Macron probeerde de heersende onzekerheid over
maatschappelijke en economische thema’s te koppelen aan het gevoel dat de westerse
democratie onder druk staat. Het samengaan van democratische onrust en
economische crisis vormde in de jaren dertig immers een bron van doffe ellende.
Als we er ons vandaag tegen willen wapenen, dan moeten we tot inzicht komen (we
kunnen lessen trekken uit het verleden), het juiste inzicht formuleren
(populisten vormen een gevaar) en de juiste heiland volgen (Heilige Macron,
bescherm ons, arme zondaars, tegen al wie niet zoals u denkt). Zo eenvoudig kan
het uiteraard nooit zijn. Dat wist zelfs Demosthenes al, de vader van de
moderne politieke retorica, aan wie deze uitspraak wordt toegeschreven: ‘Als
een mens iets hoopt, dan gelooft hij er meestal ook in.’
Hoewel Macron weinig tot geen vernieuwende daden
stelt als politicus, heeft hij zichzelf wel het imago van de vernieuwer toegeëigend.
In de eerste plaats door van zijn succesvol politiek opportunisme het
belangrijkste programmapunt te maken (het doorbreken van het immobilisme van de
klassieke partijen). Dat beeld is op ons netvlies gegrift dankzij enkele geweldig
goed georkestreerde meetings, waar hij blijk gaf van een bovengemiddeld groot
retorisch talent. De traditionele politieke ambitie om alles (niet al te) nieuw
te maken is ontelbare keren bevestigd, maar is vooral subliem geconsacreerd op
zijn staatsieportret waar hij zich liet fotograferen met Mémoires de guerre van Charles De Gaulle, Le Rouge et le Noir van Stendhal en Les Nourritures terrestres van André Gide. Vooral die laatste tekst
springt in het oog, omdat hij generaties lang de opstandige gevoelens van jonge
Europeanen heeft geprikkeld. Met als toppunt het beruchte citaat ‘famille, je vous hais!’ In zowat alle teksten
van Gide draait het om de moeilijkheden en voordelen van het opbouwen van een
persoonlijke moraal. Toen het succes van Les
Nourritures terrestres toch wat groot werd en mensen een openbaring begonnen
te lezen in plaats van een literaire tekst, schreef Gide een sussende inleiding
waarin hij de betekenis van zijn woorden trachtte te minimaliseren.

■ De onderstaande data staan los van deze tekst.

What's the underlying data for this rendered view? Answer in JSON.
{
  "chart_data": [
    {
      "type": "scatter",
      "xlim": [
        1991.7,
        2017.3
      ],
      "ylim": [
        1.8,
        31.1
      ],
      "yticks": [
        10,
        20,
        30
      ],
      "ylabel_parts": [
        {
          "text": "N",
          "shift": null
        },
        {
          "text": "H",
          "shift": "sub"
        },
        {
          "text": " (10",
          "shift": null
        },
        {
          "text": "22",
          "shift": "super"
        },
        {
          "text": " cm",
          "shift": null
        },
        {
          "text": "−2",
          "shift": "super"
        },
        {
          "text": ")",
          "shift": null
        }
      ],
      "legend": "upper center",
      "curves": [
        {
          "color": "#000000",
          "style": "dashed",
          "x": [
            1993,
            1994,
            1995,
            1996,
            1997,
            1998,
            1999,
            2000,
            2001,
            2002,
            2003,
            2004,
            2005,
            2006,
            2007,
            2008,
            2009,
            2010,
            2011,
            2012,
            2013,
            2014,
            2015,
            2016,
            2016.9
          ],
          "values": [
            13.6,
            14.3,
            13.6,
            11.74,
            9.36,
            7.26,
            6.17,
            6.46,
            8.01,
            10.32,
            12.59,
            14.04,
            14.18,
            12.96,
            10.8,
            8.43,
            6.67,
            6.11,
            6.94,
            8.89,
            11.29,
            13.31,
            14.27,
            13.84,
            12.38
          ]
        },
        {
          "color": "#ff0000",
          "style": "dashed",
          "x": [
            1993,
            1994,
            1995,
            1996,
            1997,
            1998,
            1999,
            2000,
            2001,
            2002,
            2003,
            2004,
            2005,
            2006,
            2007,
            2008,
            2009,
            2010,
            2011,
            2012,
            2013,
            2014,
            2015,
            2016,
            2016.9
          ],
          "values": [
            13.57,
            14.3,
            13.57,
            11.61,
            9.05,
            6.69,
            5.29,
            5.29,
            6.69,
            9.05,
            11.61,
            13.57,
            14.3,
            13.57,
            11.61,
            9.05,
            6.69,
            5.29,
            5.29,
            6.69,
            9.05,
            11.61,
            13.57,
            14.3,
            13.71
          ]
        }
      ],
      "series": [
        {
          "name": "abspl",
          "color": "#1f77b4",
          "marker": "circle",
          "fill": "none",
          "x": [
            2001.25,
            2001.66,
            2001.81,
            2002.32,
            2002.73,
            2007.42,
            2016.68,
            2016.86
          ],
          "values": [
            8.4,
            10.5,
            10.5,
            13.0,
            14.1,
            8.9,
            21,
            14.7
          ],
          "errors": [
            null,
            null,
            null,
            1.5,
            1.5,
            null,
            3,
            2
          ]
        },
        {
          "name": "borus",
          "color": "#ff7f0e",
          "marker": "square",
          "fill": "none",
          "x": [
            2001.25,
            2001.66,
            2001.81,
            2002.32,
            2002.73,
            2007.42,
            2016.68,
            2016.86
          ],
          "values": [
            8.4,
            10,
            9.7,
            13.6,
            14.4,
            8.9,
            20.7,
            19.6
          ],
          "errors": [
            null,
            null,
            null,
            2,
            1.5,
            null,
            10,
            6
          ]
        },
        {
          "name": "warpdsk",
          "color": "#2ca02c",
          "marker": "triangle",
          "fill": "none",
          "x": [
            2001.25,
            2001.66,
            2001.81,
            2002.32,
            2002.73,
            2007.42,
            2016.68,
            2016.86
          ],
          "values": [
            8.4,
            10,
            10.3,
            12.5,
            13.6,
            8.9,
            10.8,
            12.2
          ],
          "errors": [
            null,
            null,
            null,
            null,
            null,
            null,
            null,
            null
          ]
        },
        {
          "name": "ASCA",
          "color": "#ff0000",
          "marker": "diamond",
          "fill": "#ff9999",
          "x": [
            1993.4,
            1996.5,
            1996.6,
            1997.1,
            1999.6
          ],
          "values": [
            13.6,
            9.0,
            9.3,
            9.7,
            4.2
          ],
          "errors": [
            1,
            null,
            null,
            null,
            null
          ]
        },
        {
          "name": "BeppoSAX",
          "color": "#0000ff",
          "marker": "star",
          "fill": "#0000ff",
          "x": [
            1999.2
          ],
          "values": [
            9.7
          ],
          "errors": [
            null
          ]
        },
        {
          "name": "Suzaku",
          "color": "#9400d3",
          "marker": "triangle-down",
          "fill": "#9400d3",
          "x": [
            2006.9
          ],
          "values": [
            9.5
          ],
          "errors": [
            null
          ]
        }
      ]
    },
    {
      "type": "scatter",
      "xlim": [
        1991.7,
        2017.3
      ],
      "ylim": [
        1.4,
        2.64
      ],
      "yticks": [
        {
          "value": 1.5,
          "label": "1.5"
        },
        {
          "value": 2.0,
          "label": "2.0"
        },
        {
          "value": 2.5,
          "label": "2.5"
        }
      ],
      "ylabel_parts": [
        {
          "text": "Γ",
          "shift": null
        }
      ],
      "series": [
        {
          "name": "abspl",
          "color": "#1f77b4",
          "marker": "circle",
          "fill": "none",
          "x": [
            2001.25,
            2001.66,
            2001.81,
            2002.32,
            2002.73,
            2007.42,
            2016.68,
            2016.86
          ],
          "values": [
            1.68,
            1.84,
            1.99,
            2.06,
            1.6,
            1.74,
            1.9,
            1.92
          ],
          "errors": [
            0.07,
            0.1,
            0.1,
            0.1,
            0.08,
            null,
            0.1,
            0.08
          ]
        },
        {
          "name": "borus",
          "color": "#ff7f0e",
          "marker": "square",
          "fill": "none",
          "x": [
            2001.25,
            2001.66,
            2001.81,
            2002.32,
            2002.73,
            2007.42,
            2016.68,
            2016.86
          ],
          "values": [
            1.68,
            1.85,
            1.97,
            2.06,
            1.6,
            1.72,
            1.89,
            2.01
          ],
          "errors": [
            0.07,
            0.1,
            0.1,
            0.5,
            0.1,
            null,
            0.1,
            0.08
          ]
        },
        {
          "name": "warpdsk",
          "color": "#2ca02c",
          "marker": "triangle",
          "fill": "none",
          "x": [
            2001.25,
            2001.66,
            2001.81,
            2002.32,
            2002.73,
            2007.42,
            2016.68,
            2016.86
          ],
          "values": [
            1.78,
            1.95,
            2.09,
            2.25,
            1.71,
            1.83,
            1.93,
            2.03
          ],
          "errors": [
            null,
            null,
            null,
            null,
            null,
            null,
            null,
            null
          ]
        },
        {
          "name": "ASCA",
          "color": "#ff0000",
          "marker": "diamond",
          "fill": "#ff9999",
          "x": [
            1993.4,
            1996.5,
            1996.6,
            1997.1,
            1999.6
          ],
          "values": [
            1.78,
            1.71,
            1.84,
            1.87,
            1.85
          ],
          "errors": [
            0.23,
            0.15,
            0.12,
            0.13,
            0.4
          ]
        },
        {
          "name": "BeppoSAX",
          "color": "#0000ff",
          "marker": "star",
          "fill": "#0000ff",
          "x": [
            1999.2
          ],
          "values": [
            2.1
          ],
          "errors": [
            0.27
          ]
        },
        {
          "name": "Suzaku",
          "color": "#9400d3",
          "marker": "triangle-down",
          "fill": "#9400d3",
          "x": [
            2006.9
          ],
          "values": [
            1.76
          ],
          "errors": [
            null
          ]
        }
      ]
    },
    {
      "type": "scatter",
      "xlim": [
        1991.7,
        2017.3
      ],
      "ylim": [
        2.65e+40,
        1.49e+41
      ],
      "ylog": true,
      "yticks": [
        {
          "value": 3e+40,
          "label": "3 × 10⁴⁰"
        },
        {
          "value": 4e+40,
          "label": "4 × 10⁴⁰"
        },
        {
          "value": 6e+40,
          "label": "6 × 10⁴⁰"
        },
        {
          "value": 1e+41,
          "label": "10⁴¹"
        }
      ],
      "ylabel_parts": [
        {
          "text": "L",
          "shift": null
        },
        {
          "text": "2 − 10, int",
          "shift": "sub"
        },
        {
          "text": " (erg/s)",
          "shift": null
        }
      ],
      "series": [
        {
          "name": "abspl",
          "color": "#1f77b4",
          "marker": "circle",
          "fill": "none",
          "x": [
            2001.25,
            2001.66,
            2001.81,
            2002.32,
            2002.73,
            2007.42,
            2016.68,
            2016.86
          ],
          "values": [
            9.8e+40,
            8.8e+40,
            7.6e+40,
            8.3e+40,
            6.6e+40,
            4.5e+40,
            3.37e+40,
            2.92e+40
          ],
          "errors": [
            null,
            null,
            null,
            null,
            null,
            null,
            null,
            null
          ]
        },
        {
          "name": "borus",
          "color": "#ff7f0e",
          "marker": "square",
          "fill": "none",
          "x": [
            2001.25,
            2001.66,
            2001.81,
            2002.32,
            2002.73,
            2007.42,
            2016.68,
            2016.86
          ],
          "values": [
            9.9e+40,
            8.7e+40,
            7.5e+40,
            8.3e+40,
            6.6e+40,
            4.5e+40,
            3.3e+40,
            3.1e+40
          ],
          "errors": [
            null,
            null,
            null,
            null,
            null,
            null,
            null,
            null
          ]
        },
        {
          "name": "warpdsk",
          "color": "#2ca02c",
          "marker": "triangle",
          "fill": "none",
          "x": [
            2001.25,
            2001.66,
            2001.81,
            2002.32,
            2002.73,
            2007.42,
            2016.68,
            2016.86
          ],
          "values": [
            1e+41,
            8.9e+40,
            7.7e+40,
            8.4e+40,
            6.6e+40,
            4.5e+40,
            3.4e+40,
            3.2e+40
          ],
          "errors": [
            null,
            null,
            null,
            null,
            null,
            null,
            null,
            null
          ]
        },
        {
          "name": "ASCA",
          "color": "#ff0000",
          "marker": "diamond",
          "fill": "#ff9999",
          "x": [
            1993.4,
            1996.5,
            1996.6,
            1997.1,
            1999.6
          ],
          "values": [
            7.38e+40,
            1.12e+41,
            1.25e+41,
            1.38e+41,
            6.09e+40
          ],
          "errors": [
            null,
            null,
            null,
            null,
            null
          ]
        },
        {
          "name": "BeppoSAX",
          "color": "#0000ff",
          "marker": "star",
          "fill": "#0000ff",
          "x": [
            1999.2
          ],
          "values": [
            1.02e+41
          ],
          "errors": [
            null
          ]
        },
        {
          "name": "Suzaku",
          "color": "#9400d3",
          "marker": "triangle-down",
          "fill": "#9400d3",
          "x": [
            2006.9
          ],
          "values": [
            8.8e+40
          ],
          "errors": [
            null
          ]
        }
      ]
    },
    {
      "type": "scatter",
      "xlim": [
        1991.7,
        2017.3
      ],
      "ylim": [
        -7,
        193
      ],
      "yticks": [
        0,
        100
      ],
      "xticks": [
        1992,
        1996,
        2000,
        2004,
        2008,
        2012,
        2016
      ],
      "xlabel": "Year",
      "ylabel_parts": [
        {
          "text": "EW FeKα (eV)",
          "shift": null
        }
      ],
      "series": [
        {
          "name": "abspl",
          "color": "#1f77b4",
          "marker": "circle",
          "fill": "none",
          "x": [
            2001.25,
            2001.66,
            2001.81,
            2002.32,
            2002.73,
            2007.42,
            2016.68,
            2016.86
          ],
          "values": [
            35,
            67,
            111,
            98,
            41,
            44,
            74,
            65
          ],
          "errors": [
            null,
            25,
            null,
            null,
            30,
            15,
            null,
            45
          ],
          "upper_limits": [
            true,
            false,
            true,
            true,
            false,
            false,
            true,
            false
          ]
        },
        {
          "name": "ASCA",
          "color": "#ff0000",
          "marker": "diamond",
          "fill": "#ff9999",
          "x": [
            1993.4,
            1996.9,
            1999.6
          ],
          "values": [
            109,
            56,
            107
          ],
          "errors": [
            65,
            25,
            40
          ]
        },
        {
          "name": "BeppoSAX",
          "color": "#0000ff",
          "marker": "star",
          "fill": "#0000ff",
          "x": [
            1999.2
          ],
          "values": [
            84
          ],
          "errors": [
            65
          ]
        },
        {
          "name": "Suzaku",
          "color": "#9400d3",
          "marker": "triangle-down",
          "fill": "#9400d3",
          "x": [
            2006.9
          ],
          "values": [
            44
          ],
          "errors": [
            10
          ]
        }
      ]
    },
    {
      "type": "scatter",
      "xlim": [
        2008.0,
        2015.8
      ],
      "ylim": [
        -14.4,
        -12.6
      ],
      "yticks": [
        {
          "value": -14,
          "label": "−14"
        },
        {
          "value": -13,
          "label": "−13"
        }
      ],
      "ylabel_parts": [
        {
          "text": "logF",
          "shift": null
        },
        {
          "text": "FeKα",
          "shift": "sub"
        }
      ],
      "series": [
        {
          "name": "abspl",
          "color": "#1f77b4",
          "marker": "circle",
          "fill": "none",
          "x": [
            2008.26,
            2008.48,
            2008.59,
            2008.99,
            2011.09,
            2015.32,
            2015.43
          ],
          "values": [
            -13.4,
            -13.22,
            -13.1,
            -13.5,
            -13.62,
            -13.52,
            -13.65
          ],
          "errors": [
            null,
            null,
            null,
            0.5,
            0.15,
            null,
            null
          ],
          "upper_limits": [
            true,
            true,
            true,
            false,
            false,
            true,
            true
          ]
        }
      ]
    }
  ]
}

Vooruitgang, maar met mate.
(De grote man zelf over zijn reis naar Congo en zijn communisme. Maar klik zeker ook op deze link naar een pagina op Mediapart waar Gide zijn 'laatste boodschap aan de jeugd' theatraal voorleest.)
Vooruitgang is voor ons een akte van geloof, omdat
zij volledig bepaalt hoe wij, Europeanen, naar de wereld kijken. Maar er is een
verschil tussen het uitvoeren van het ritueel van de vooruitgang en het
vooruitgangsgeloof. Je kan het ritueel uitvoeren zoals vroeger bij de Romeinen
de Goden werden aanbeden: als een bewijs dat je een lid van de club was. Het
vooruitgangsgeloof bevat echter kwalijke kanten en lijdt zo goed als altijd tot
excessen en menselijke drama’s. Dat verschil tussen geloof en vertrouwen kan je
eindeloos doordenken. Misschien moeten we dat maar doen, omdat de impact van
het geloof op onze samenleving nooit zo groot is geweest als vandaag. Alle
energie die we nog niet zo lang geleden reserveerden voor de zondagsmis of
andere religieuze rituelen, gaat vandaag naar zelfontplooiing, ideologie en talloze
vormen van op het christendom geïnspireerd humanisme (zoals vooruitgangsgeloof).
Er is bij mijn weten geen enkele partij in de buurt die tegen vooruitgang
opkomt. En die vooruitgang is tot nader order een onderdeel van onze
christelijke erfenis, omdat we geloven dat onze inspanningen ergens toe leiden.
Dat vooruitgangsgeloof komt niet van Voltaire of andere Verlichtingsdenkers,
zoals John Gray inzichtelijk beschrijft in Seven
Types of Atheism. Gray geeft in zijn nieuwe boek een overzicht van zijn
thesen over politieke ideologie, met name dat we nog steeds en op aanhoudende
wijze variëren op de christelijke heilsboodschap, zelfs als we beweren dat we
tegen het geloof strijden, God door onszelf vervangen, of ons wetenschappelijk
objectief een weg door het leven trachten te banen.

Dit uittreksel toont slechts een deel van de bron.